- Chapali Bhadrakali Location in Nepal
- Coordinates: 27°46′48″N 85°22′48″E﻿ / ﻿27.78000°N 85.38000°E
- Country: Nepal
- Province: No. 3
- District: Kathmandu District

Population (2011)
- • Total: 10,827
- • Religions: Hindu
- Time zone: UTC+5:45 (Nepal Time)

= Chapali Bhadrakali =

Village in Bagmati Province, Nepal

Chapali Bhadrakali is a village and former Village Development Committee that is now part of Budanilkantha Municipality in Kathmandu District in Province No. 3 of central Nepal. At the time of the 2011 Nepal census it had a population of 10,827 and had 2,574 households in it.

== Toponymy ==

=== Linguistic origin ===

- Linguistic family:
- Language:

=== Etymology ===
“Chapali” means agile, active, or moving. “Bhadrakali” is a form of the goddess Kali: “Bhadra” means auspicious or gentle, and “Kali” symbolizes power and destruction. The place was named after the temple of the goddess Bhadrakali located there.

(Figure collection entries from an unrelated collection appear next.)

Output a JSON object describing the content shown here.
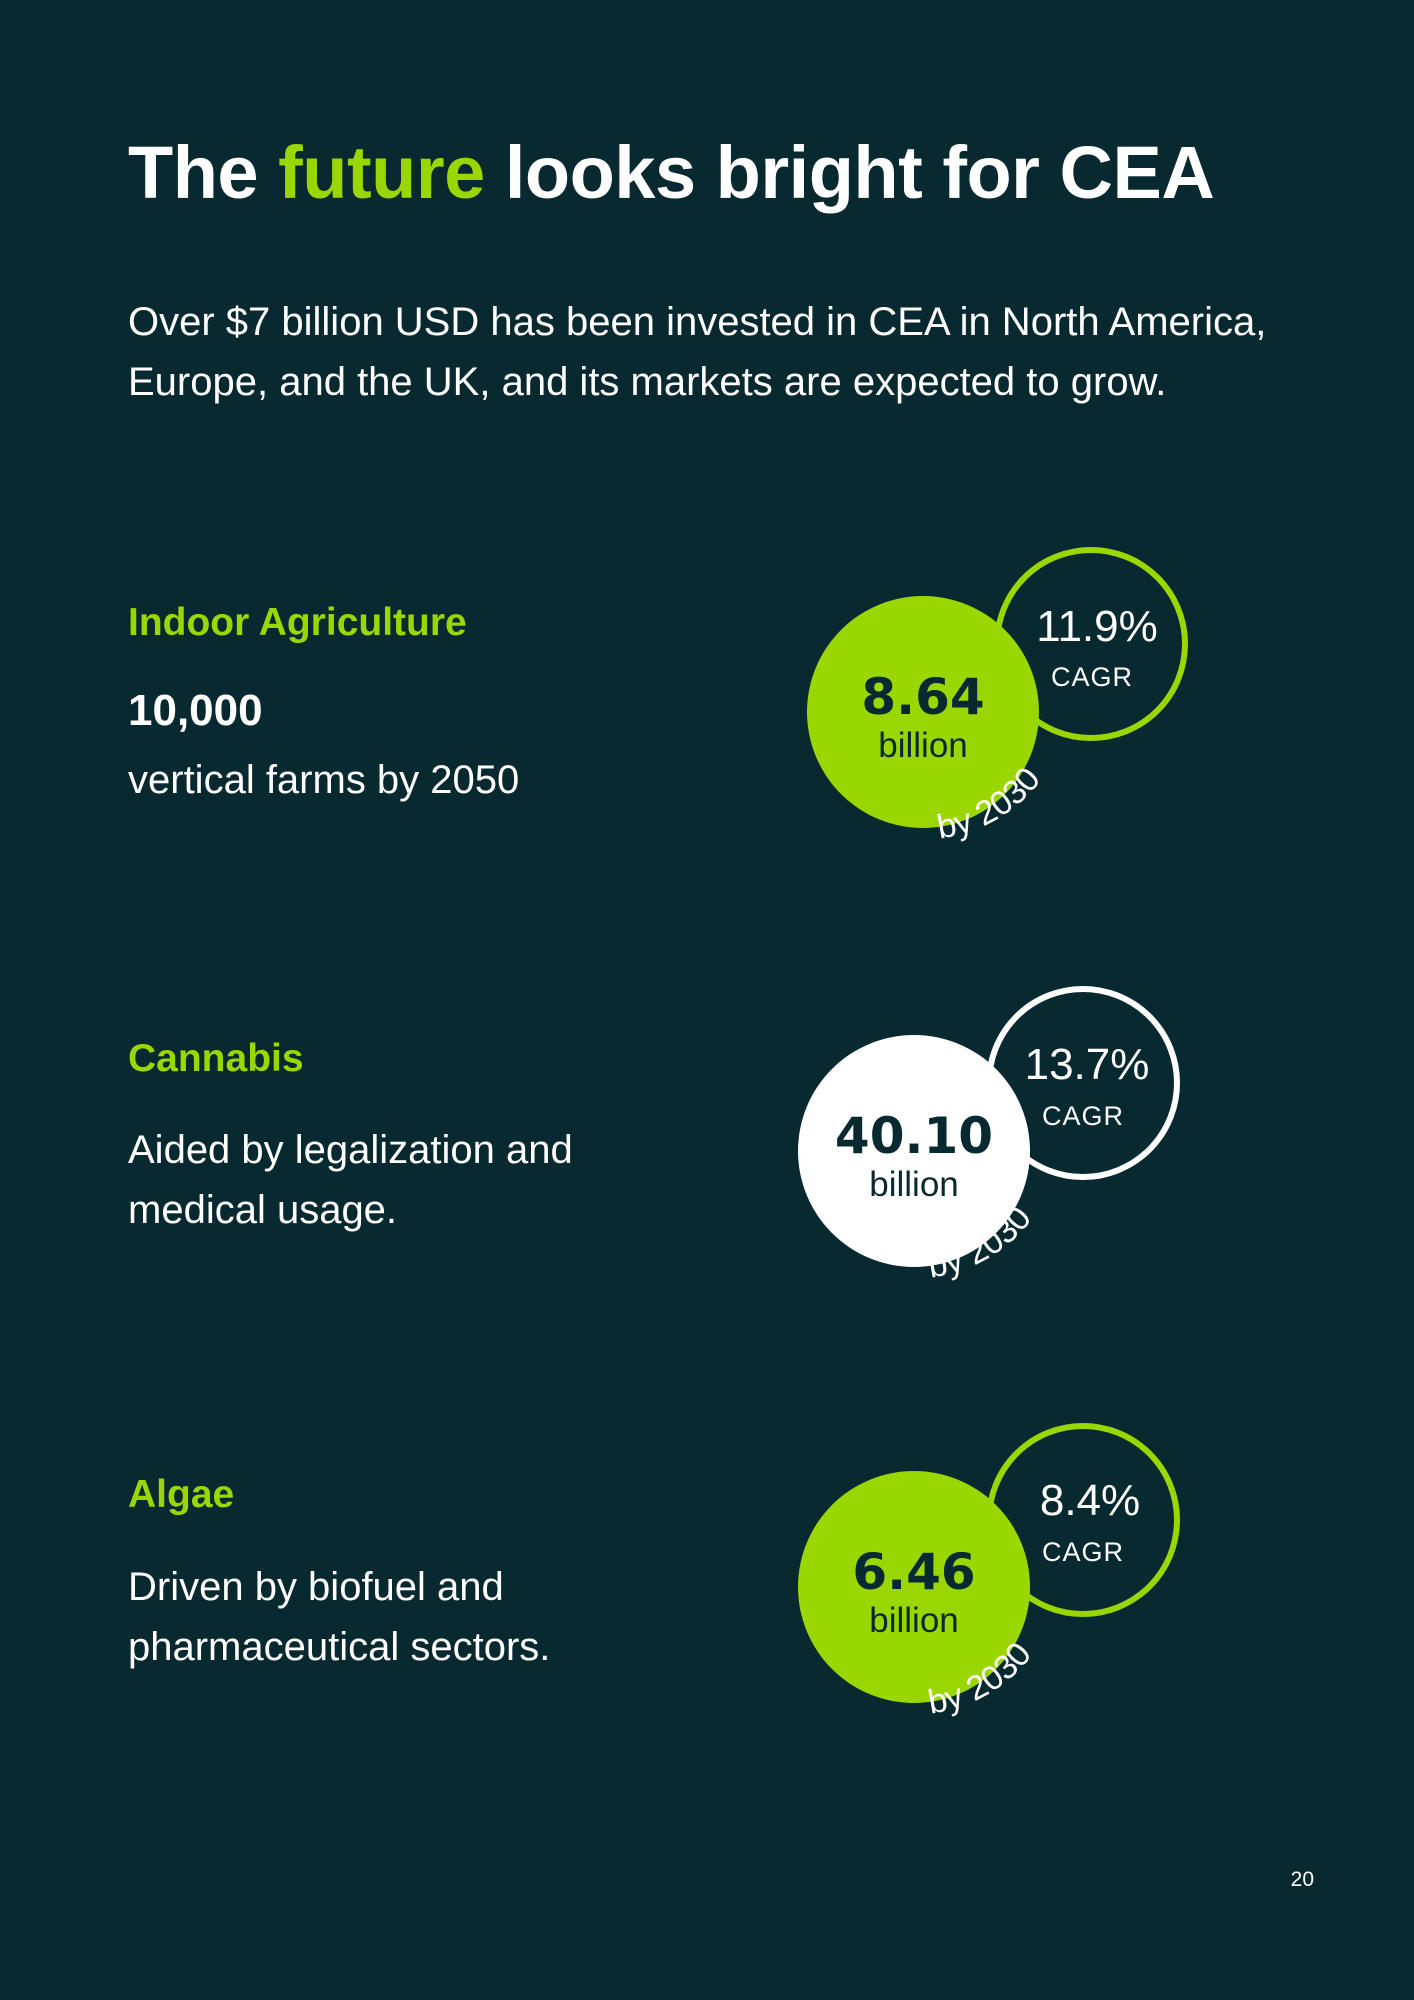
{
  "colors": {
    "background": "#082930",
    "accent": "#9ad600",
    "white": "#ffffff"
  },
  "title": {
    "before": "The ",
    "highlight": "future",
    "after": " looks bright for CEA"
  },
  "intro": "Over $7 billion USD has been invested in CEA in North America, Europe, and the UK, and its markets are expected to grow.",
  "sections": [
    {
      "title": "Indoor Agriculture",
      "stat": "10,000",
      "description": "vertical farms by 2050",
      "market_value": "8.64",
      "unit": "billion",
      "cagr_value": "11.9%",
      "cagr_label": "CAGR",
      "year_label": "by 2030",
      "color": "#9ad600"
    },
    {
      "title": "Cannabis",
      "description": "Aided by legalization and medical usage.",
      "market_value": "40.10",
      "unit": "billion",
      "cagr_value": "13.7%",
      "cagr_label": "CAGR",
      "year_label": "by 2030",
      "color": "#ffffff"
    },
    {
      "title": "Algae",
      "description": "Driven by biofuel and pharmaceutical sectors.",
      "market_value": "6.46",
      "unit": "billion",
      "cagr_value": "8.4%",
      "cagr_label": "CAGR",
      "year_label": "by 2030",
      "color": "#9ad600"
    }
  ],
  "page_number": "20"
}
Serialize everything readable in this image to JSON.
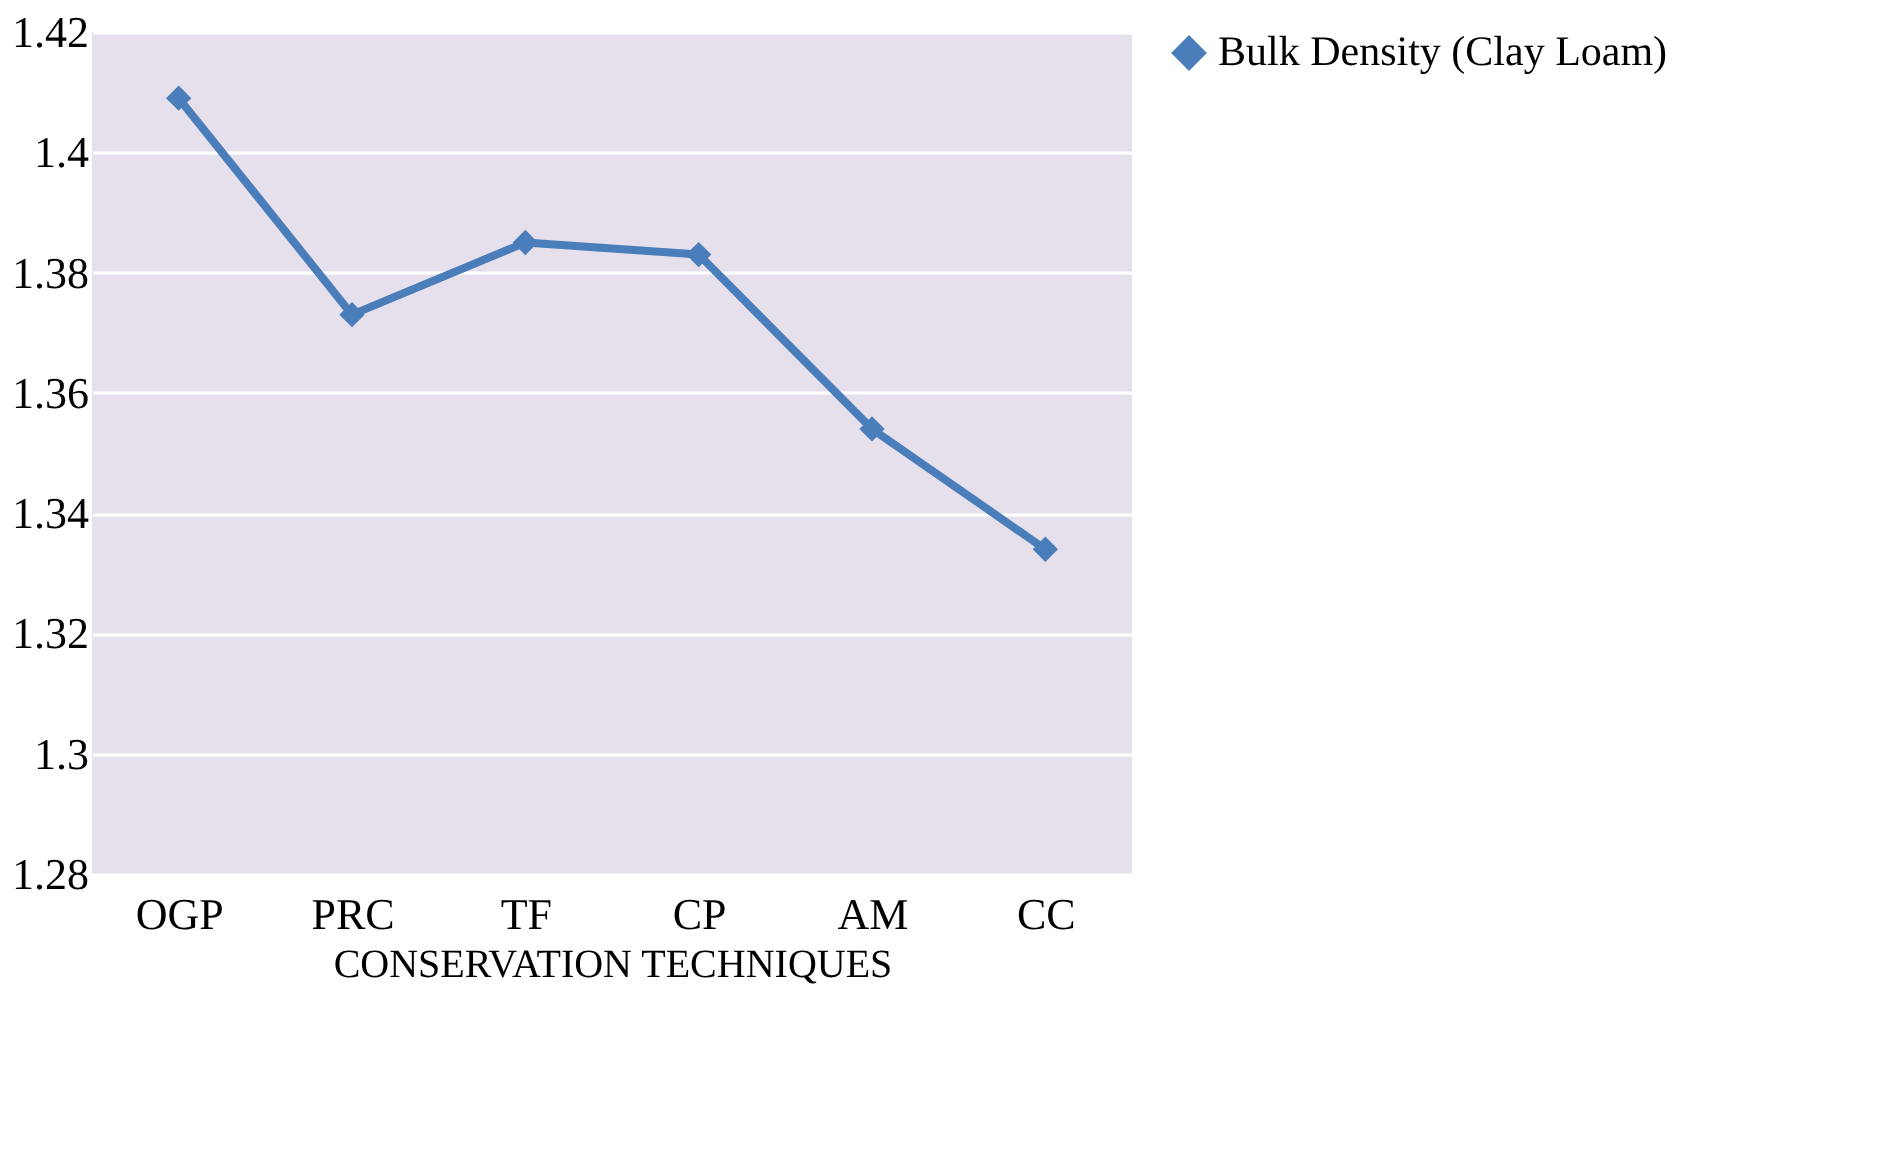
{
  "chart_data": {
    "type": "line",
    "xlabel": "CONSERVATION TECHNIQUES",
    "categories": [
      "OGP",
      "PRC",
      "TF",
      "CP",
      "AM",
      "CC"
    ],
    "series": [
      {
        "name": "Bulk Density (Clay Loam)",
        "color": "#4a7ebb",
        "values": [
          1.409,
          1.373,
          1.385,
          1.383,
          1.354,
          1.334
        ]
      }
    ],
    "ylim": [
      1.28,
      1.42
    ],
    "yticks": [
      1.28,
      1.3,
      1.32,
      1.34,
      1.36,
      1.38,
      1.4,
      1.42
    ],
    "grid": "y",
    "legend": "top right",
    "marker": "diamond",
    "line_style": "solid"
  }
}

Chapali (चपली) means “agile, lively” and comes from Sanskrit चपल (capala) meaning “restless, quick, energetic. Bhadrakali (भद्रकाली) is a compound of भद्र (bhadra) meaning “auspicious, kind, noble, virtuous, refined” and काली (kālī) meaning “the dark one,” a fierce form of the goddess Durga.

The toponym reflects both descriptive geography (possibly a lively or flowing area) and religious identity, centered on the worship of a powerful female deity.